Any dramatic implications of the output freeze by OPEC members on the prices at which Indian refiners buy their crude oil will be seen only in the second half of 2016 when the current supplies start draining out.

A senior executive from a public sector refiner told BusinessLine that, “We (the buyers) were also looking for stability in pricing as the constant fluctuations were making it difficult for us to manage our inventory losses/gains.

“In the immediate months we do not foresee any drastic impact on prices (of the four producers proposing to freeze their output) as there is sufficient supply in the market.”

Though low oil prices have helped India reduce its import bills, there was always an element of uncertainty with the constant fluctuations in the market. The refiners say that when the price regime is stable, it is easier to manage their inventory and plan capital expenditures.

Brent averaged at $30.69 a barrel in January 2016, while the Indian crude basket averaged at $28.08 a barrel. Indian crude price basket is the rate at which the domestic refiners buy their oil.
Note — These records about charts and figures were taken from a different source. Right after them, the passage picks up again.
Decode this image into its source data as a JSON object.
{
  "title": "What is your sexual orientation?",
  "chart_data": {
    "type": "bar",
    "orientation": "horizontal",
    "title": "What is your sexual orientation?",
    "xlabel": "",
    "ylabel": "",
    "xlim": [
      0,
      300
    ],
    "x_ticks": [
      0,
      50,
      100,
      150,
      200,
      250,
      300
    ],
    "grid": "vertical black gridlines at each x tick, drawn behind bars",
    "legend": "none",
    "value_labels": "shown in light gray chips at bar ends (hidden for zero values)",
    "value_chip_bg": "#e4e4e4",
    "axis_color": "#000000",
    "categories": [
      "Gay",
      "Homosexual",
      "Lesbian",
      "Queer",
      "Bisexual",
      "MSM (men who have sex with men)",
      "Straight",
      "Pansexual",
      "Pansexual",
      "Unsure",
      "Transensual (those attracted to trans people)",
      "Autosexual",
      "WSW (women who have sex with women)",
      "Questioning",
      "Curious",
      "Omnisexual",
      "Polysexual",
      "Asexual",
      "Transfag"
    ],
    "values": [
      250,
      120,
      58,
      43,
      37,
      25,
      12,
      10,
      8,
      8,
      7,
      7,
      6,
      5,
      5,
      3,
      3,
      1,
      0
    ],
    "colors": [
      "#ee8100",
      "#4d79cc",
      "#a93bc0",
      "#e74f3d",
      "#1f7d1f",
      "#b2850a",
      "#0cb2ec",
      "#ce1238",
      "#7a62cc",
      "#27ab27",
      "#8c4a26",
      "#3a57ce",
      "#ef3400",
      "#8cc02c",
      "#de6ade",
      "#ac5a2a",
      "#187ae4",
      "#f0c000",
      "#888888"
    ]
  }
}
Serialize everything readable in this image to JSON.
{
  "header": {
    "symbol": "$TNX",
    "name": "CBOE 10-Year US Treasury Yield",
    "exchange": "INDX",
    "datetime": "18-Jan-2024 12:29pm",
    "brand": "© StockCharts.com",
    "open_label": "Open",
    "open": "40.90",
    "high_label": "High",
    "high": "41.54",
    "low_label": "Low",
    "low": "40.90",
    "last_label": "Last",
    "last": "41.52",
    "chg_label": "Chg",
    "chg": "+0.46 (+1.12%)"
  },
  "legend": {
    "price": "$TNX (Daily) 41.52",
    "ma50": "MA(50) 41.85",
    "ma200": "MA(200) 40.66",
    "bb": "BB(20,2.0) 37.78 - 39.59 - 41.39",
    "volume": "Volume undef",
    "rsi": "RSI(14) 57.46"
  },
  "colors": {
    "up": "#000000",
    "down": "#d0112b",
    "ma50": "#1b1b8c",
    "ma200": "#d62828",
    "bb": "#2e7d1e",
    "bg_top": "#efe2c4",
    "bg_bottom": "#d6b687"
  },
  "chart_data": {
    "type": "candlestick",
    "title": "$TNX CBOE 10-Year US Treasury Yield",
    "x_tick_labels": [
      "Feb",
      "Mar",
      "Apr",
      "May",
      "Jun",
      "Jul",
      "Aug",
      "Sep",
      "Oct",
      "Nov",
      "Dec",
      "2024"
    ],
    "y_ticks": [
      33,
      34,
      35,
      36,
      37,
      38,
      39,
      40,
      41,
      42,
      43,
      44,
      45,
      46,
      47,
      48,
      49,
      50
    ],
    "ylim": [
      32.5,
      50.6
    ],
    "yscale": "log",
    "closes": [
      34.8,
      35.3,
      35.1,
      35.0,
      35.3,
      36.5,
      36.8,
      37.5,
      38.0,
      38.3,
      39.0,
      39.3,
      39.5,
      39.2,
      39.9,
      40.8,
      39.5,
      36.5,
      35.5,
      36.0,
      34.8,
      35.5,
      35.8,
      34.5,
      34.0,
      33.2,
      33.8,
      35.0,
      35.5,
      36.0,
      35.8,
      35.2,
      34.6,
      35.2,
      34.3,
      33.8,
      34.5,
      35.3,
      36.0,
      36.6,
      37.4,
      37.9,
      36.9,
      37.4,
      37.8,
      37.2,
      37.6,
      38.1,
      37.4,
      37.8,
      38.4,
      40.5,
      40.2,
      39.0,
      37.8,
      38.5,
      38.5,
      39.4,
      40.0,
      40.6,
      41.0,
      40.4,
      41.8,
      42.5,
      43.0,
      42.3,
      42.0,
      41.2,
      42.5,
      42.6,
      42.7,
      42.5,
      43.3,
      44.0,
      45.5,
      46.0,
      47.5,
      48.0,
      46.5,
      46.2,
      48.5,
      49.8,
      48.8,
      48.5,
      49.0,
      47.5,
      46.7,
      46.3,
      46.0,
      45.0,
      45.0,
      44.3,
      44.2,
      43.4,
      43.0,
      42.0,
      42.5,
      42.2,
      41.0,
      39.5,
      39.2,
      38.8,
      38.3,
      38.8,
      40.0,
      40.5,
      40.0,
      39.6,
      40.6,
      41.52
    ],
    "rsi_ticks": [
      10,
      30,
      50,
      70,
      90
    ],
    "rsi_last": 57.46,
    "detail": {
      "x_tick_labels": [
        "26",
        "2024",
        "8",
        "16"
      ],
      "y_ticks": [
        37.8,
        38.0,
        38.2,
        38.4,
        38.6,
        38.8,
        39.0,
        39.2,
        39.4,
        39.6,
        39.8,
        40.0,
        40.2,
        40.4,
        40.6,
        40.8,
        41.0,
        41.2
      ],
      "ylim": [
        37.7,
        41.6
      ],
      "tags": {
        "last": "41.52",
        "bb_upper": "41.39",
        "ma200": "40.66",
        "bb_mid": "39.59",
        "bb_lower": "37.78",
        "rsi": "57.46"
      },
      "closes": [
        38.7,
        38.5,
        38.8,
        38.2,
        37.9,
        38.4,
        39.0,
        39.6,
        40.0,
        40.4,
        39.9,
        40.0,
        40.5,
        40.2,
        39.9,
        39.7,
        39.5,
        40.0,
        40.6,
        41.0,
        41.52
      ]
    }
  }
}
During the first half of the fiscal 2015-16, India imported the maximum amount of crude oil from Saudi Arabia (19.6 per cent), followed by Iraq (17.11 per cent), Nigeria (11.66 per cent) and Venezuela (10.96 per cent). Qatar only had a 1.2 per cent share in India’s imports while Russia’s was even lower at 0.41 per cent.

The domestic refiners in the April-December period imported 149.416 million tonne of crude oil which is five per cent more than 142.237 million tonne imported in the same period last year. However, the cost of crude oil imports during the period April-December 2015 came down 41 per cent to ₹3,41,067 crore against ₹5,81,744 crore in the same period last year, according to official data.

All eyes on OPEC However, if OPEC members do not endorse this move, then there is a fear of prices crashing and destabilising the market.

“The real test will be once all the OPEC members agree to it. However, if all the OPEC members do not come on board, the after effects could be adverse on the prices,” said RS Butola, Former Chairman IndianOil Corporation.